Nonlinear and short-orbit time-reversal in a wave chaotic system

Abstract

Exploiting the time-reversal invariance and reciprocal properties of the lossless wave equation enables elegantly simple solutions to complex wave-scattering problems and is embodied in the time-reversal mirror [S. M. Anlage, J. Rodgers, S. Hemmady, J. Hart, T. M. Antonsen, E. Ott, Acta Physica Polonica A 112, 569 (2007).]. In previous work, we extended the concepts of Loschmidt Echo and Fidelity to classical waves, such as acoustic and electromagnetic waves, to realize a new sensor paradigm [B. T. Taddese, J. Hart, T. M. Antonsen, E. Ott, and S. M. Anlage, Appl.
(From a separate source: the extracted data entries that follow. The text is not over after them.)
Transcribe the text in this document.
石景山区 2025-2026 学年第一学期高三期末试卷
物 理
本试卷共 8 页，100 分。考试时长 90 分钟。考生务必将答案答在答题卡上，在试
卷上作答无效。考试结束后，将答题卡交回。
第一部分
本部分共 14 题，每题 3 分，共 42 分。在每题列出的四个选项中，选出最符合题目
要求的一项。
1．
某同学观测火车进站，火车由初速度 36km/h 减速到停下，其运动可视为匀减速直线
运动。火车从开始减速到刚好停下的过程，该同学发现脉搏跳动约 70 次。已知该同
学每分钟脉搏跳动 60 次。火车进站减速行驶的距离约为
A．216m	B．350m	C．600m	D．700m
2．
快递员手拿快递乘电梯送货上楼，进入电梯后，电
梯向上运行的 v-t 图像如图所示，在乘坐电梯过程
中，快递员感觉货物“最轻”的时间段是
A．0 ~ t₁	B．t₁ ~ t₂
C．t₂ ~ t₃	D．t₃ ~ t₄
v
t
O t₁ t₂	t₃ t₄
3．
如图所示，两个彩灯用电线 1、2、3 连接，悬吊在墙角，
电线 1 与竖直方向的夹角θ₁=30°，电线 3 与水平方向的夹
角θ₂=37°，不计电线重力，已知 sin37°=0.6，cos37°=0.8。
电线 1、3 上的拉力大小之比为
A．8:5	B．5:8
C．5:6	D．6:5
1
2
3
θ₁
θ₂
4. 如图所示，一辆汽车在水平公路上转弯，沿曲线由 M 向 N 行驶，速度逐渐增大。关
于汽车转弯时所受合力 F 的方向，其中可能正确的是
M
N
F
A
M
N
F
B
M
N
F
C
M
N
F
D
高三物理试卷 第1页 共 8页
Phys. Lett. 95, 114103 (2009); B. T. Taddese, T. M. Antonsen, E. Ott, and S. M. Anlage, J. Appl. Phys. 108, 114911 (2010) ; B. T. Taddese, G. Gradoni, F. Moglie, T. M Antonsen, E. Ott, S. M. Anlage, New J. Phys. 15, 023025 (2013)]. Here we demonstrate the implementation of an electromagnetic time-reversal mirror in a wave chaotic system containing a discrete nonlinearity [M. Frazier, B. Taddese, T. Antonsen, S. M. Anlage, Phys. Rev. Lett. 110, 063902 (2013). See “Alice and Bob Go Nonlinear” Synopsis on Physics.APS.org]. We demonstrate that the time-reversed nonlinear excitations reconstruct exclusively upon the source of the nonlinearity. As an example of its utility, we demonstrate a new form of secure communication and point out other applications.